Grâce à un leadership renouvelé, l’entreprise doit être capable de penser sa propre discontinuité, sa propre rupture. Formés aux procédures et aux prévisions, bref aux vérités définitives, les cadres dirigeants, dans leur immense majorité, redoutent cet exercice qui remet l’incertitude au cœur de la décision. Confrontés à la possibilité d’un avenir radicalement différent qu’ils ne peuvent au premier abord ni comprendre ni a fortiori contrôler, ils se sentent démunis, remis en cause, affaiblis.
Ils ont tort.
Des leviers de transformation
Les scénarios sont de puissants leviers de transformation culturelle et humaine des organisations. Ils poussent les acteurs concernés à dépasser les blocages ordinaires. Plus nos entreprises sont affectées par l’incertitude et la complexité, plus l’approche par scénarios devient l’antidote à l’inquiétude. Et un défi pour les entreprises trop… organisées. Car l’exercice du scénario doit être pris au sérieux. Rien ne serait pire que d’entrer dans un avenir imprévu avec les réflexes obsolètes et figés du passé.

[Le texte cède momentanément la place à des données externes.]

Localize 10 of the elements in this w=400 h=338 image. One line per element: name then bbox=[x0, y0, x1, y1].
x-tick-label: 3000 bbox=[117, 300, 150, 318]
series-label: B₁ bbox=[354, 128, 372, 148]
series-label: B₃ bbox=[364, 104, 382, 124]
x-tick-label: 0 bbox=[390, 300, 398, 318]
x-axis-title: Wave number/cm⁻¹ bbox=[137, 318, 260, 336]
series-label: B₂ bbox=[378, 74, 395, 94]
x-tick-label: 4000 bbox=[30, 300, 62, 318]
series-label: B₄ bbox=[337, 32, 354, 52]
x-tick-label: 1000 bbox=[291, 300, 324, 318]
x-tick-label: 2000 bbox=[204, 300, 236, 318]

Comment concilier rigueur de la préparation et souplesse de la réaction ? Il existe des spécialistes. Ce sont les militaires, et ils ont beaucoup à nous apprendre. Eux savent que planification stratégique et discipline stricte sont les préalables indispensables à une prise de décision rapide, autonome, pertinente sur le terrain, que les réflexes acquis permettent au cerveau d’être disponible pour s’adapter et improviser, bref, que la préparation libère l’action.
Evidemment, la comparaison a ses limites. La préparation à la crise constitue le cœur d’activité des militaires, alors qu’elle est seulement une des nombreuses missions du chef d’entreprise. Mais dans l’ère qui s’ouvre, celui-ci va peut-être devoir réviser ses priorités.
Liste des signataires : Philippe Le Roux, président de la société de conseil Key People ; Benoît Clocheret, président de la société d’ingénierie Artelia ; Cécile Béliot, directrice générale adjointe du groupe agroalimentaire Bel et Bruno Thévenin, associé de la société de conseil Orisis. Tous les quatre sont membres du groupe de réflexion Entreprise et progrès.